This Golden Flame

Home > Other > This Golden Flame > Page 24
This Golden Flame Page 24

by Emily Victoria


  “Karis?” Dane looks between us, confused. “What are you doing?” His hand grips the hilt of his sword, but he isn’t moving. Even Rudy is standing there, frozen.

  I fight my legs, throwing every bit of me that makes me who I am against the movement of my body. It isn’t enough. My steps don’t even falter. The Heart looms over me, monstrously beautiful, its gold flashing in the torches. I’m thrown back to that night, to the glow draining out of it, rendering it useless. The pride and joy on my father’s face. The shouts as soldiers flooded down the stairs. My father falling even as he yelled at me to run. Falling and dying so that no magistrate could ever use its power again.

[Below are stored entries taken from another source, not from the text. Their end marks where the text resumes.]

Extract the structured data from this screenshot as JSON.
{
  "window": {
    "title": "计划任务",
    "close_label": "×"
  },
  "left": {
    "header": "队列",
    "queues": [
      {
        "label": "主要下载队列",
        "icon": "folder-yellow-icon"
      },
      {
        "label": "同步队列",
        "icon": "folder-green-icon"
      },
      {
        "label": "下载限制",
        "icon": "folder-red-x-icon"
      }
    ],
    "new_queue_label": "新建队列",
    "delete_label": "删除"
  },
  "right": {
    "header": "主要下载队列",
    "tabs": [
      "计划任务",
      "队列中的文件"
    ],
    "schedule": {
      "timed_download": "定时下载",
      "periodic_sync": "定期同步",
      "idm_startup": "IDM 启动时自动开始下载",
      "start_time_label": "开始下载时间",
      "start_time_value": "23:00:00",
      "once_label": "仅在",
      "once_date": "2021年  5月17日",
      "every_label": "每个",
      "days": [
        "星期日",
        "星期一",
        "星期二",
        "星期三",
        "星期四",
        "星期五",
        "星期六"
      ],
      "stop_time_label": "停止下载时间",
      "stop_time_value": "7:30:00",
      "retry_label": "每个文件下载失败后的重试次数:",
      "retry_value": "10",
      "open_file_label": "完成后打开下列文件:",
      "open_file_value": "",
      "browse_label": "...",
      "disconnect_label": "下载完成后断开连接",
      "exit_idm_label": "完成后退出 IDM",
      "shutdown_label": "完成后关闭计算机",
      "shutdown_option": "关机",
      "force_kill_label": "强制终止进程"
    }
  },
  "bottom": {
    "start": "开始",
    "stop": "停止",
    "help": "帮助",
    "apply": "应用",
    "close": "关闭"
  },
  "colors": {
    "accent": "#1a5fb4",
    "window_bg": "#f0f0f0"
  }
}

  Now that will all be undone, by my own hands.

  “Karis.” My voice breaks as I look over my shoulder. “Please.”

  She raises her head, her face pinched and pale, a battle waging in her eyes. The smallest hope flares into my heart. She wouldn’t really do this, not to me.

  “I’m sorry,” she whispers. “But I can’t watch you die.”

  “Karis!” The word rips from my throat but it’s too late. She writes another rune and my arms reach out, my hands planting themselves on the surface of the Heart, burning so hot that even my metal skin stings.

  The music of the runes cascades into my head, intertwining melodies that come together like some siren’s song. It’s beautiful, ethereal, so radiant that even through my panic and despair I want to weep from the sound. I remember this, the most wondrous melody I’d ever heard. Hearing it back then nearly made me hesitate when locking it away, as if it was wrong to touch anything so beautiful.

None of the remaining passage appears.